Il ajoute que l’expulsion de son frère qui est mineur constituerait des conséquences manifestement excessives et qu’elle le serait également pour lui-même puisqu’il n’a aucune perspective de relogement et risque de perdre son emploi.
En défense la société SEQENS demande au premier président de débouter M. [U] de toutes ses demandes et de le condamner à lui payer la somme de 1500 euros et de le condamner aux dépens de l’instance.

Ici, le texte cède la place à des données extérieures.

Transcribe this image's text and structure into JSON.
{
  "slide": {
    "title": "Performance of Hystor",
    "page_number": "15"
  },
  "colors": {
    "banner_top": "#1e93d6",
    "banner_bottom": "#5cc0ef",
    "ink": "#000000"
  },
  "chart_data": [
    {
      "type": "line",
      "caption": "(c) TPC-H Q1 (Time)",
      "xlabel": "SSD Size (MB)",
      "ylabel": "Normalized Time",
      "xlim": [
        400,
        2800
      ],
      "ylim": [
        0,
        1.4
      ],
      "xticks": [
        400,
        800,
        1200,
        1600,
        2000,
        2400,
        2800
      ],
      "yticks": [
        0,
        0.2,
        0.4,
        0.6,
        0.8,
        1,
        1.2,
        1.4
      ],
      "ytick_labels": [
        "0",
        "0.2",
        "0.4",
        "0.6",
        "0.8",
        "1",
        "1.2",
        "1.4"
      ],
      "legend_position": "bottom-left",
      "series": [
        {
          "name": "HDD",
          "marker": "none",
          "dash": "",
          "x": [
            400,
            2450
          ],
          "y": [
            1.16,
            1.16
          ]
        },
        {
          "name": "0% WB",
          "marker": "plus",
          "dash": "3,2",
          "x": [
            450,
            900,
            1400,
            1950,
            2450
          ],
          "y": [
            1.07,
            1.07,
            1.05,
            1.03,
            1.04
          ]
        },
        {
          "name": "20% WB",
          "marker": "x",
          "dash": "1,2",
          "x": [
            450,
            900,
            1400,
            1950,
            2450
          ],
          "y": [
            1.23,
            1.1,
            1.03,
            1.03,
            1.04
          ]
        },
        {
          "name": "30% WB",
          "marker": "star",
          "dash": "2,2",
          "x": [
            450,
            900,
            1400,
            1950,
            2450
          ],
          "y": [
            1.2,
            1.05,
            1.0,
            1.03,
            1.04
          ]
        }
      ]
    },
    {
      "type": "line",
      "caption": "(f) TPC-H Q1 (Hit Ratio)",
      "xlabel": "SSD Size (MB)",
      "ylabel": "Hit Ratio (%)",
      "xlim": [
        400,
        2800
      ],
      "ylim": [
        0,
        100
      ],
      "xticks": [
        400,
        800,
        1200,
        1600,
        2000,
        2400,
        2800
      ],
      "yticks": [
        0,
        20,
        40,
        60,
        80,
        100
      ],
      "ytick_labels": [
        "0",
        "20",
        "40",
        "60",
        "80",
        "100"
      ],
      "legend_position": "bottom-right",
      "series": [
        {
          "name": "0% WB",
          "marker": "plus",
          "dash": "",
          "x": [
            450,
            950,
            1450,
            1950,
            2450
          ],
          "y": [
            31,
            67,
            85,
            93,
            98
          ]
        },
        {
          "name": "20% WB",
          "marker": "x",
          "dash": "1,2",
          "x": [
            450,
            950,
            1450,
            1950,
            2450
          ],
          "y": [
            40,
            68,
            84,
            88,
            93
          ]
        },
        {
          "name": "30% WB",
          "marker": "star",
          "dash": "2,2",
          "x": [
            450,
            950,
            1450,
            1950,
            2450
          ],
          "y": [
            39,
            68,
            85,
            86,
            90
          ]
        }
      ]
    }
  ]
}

Au soutien de sa défense elle fait valoir qu’il n’y a pas de moyen sérieux de réformation de la décision entreprise puisque M. [U] ne remplissait pas les conditions de transfert du bail prévues à l’article 14 et 40 de la loi du 6 juillet 1989.
Elle indique également qu’il n’existe pas de conséquences manifestement excessives dans l’exécution de la décision ; que la seule expulsion ne peut être considérée comme telle.
SUR CE,
En application de l’article 514-3 du code de procédure civile, en cas d’appel, le premier président peut être saisi afin d’arrêter l’exécution provisoire de la décision lorsqu’il existe un moyen sérieux d’annulation ou de réformation et que l’exécution risque d’entraîner des conséquences manifestement excessives.
Sur le fond
Il appartient dès lors à M. [S] [U] de démontrer qu’il existe un moyen sérieux d’annulation ou de réformation de la décision entreprise et que son exécution risque d’entraîner des conséquences manifestement excessives, ces deux conditions étant cumulatives.

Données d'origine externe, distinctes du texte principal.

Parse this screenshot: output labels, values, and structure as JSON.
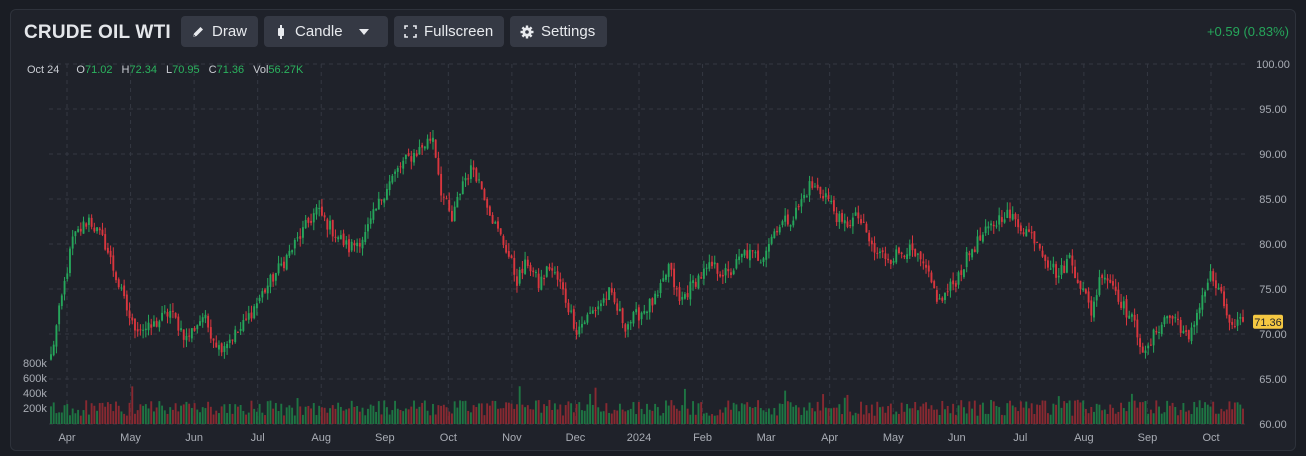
{
  "header": {
    "title": "CRUDE OIL WTI",
    "draw_label": "Draw",
    "candle_label": "Candle",
    "fullscreen_label": "Fullscreen",
    "settings_label": "Settings",
    "change": "+0.59 (0.83%)"
  },
  "ohlc": {
    "date": "Oct 24",
    "o_label": "O",
    "o": "71.02",
    "h_label": "H",
    "h": "72.34",
    "l_label": "L",
    "l": "70.95",
    "c_label": "C",
    "c": "71.36",
    "vol_label": "Vol",
    "vol": "56.27K"
  },
  "icons": {
    "draw": "pencil-icon",
    "candle": "candle-icon",
    "fullscreen": "fullscreen-icon",
    "settings": "gear-icon",
    "caret": "chevron-down-icon"
  },
  "colors": {
    "up": "#26a65b",
    "down": "#d9363e",
    "background": "#1f222a",
    "grid": "#343842",
    "price_tag": "#f5c842"
  },
  "chart_data": {
    "type": "candlestick",
    "title": "CRUDE OIL WTI",
    "last_price_label": "71.36",
    "ylim": [
      60,
      100
    ],
    "yticks": [
      "100.00",
      "95.00",
      "90.00",
      "85.00",
      "80.00",
      "75.00",
      "70.00",
      "65.00",
      "60.00"
    ],
    "volume_ticks": [
      "800k",
      "600k",
      "400k",
      "200k"
    ],
    "volume_max": 800000,
    "xticks": [
      "Apr",
      "May",
      "Jun",
      "Jul",
      "Aug",
      "Sep",
      "Oct",
      "Nov",
      "Dec",
      "2024",
      "Feb",
      "Mar",
      "Apr",
      "May",
      "Jun",
      "Jul",
      "Aug",
      "Sep",
      "Oct"
    ],
    "grid": true,
    "close_anchors": [
      [
        0,
        67.5
      ],
      [
        4,
        74
      ],
      [
        8,
        80.5
      ],
      [
        14,
        82.8
      ],
      [
        20,
        80
      ],
      [
        26,
        74.5
      ],
      [
        30,
        71
      ],
      [
        36,
        70.5
      ],
      [
        44,
        72.5
      ],
      [
        50,
        69.5
      ],
      [
        56,
        72
      ],
      [
        62,
        68.5
      ],
      [
        70,
        70.5
      ],
      [
        78,
        74.5
      ],
      [
        88,
        79
      ],
      [
        98,
        83.8
      ],
      [
        104,
        81.5
      ],
      [
        110,
        79.5
      ],
      [
        116,
        81
      ],
      [
        124,
        86.5
      ],
      [
        130,
        89
      ],
      [
        136,
        90.5
      ],
      [
        141,
        92
      ],
      [
        144,
        86
      ],
      [
        148,
        82.5
      ],
      [
        152,
        87
      ],
      [
        156,
        88.5
      ],
      [
        160,
        85.5
      ],
      [
        164,
        82
      ],
      [
        168,
        79.5
      ],
      [
        172,
        76
      ],
      [
        176,
        78
      ],
      [
        180,
        75.5
      ],
      [
        184,
        77.5
      ],
      [
        188,
        75.5
      ],
      [
        194,
        70.5
      ],
      [
        200,
        72.5
      ],
      [
        206,
        74.5
      ],
      [
        212,
        71
      ],
      [
        218,
        72.5
      ],
      [
        224,
        74
      ],
      [
        228,
        77.5
      ],
      [
        232,
        73.5
      ],
      [
        238,
        76
      ],
      [
        244,
        77.5
      ],
      [
        250,
        76.5
      ],
      [
        256,
        79
      ],
      [
        262,
        78.5
      ],
      [
        268,
        82
      ],
      [
        274,
        83
      ],
      [
        280,
        86.5
      ],
      [
        286,
        85.5
      ],
      [
        292,
        82
      ],
      [
        298,
        83
      ],
      [
        304,
        79
      ],
      [
        310,
        78.5
      ],
      [
        316,
        79.5
      ],
      [
        322,
        77.5
      ],
      [
        328,
        73.5
      ],
      [
        334,
        76
      ],
      [
        340,
        79.5
      ],
      [
        346,
        81.5
      ],
      [
        352,
        83.5
      ],
      [
        358,
        82
      ],
      [
        364,
        80.5
      ],
      [
        368,
        78
      ],
      [
        372,
        76.5
      ],
      [
        376,
        78.5
      ],
      [
        380,
        75.5
      ],
      [
        384,
        72.5
      ],
      [
        388,
        77
      ],
      [
        392,
        75.5
      ],
      [
        396,
        73
      ],
      [
        400,
        71
      ],
      [
        404,
        67.5
      ],
      [
        408,
        70.5
      ],
      [
        412,
        72
      ],
      [
        416,
        71.5
      ],
      [
        420,
        69
      ],
      [
        424,
        73.5
      ],
      [
        428,
        76.5
      ],
      [
        432,
        74
      ],
      [
        436,
        70.5
      ],
      [
        440,
        71.36
      ]
    ],
    "n_candles": 441
  }
}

Le moyen sérieux d’annulation ou de réformation, au sens du texte précité, est celui qui présente des chances raisonnables de succès, sans qu’il appartienne au premier président de se livrer à un examen approfondi de l’ensemble des moyens et arguments avancés par les parties et soumis à l’examen, au fond, de la cour d’appel.
Comme le relève justement la société SEQENS, la seule expulsion n’est pas en elle-même constitutive d’une conséquence manifestement excessive. Au regard des pièces produites et notamment l’attestation de l’assistante sociale (pièce 9) M. [U] dispose d’un emploi et d’un revenu lui permettant d’assumer un loyer ainsi que de la possibilité d’ouvrir des droits aux allocations logement, ce qui devrait lui permettre de bénéficier d’un relogement dans un appartement d’une taille plus adaptée que le T3 qu’il occupe actuellement. Concernant son frère mineur [I], il ne démontre pas qu’il lui a été confié par son père, titulaire de l’autorité parentale, ou en vertu d’une décision de justice.
En conséquence M. [S] [U] échoue à démonter l’existence de conséquences manifestement excessives dans sa situation.
Il convient de rejeter la demande d’arrêt de l’exécution provisoire sans qu’il soit nécessaire d’examiner l’existence de moyen sérieux de réformation ou d’annulation de la décision.
Sur les demandes accessoires
La présente décision mettant un terme à l’instance devant la juridiction du premier président, il convient de statuer sur les dépens. Ceux-ci seront supportés par M. [U], partie perdante.
La partie tenue aux dépens sera condamnée au paiement de la somme de 1000 euros en application de l’article 700 du code de procédure civile.
PAR CES MOTIFS
Rejetons la demande d’arrêt de l’exécution provisoire ;
Condamnons M. [S] [U] à payer à la société SEQENS la somme de 1000 euros en application au titre de l’article 700 du code de procédure civile ;
Condamnons M. [S] [U] aux dépens de la procédure devant la juridiction du premier président.
ORDONNANCE rendue par Madame Camille SIMON-KOLLER, Conseillère, assistée de Mme Cécilie MARTEL, greffière présente lors de la mise à disposition de l’ordonnance au greffe de la Cour, les parties en ayant été préalablement avisées dans les conditions prévues au deuxième alinéa de l’article 450 du code de procédure civile.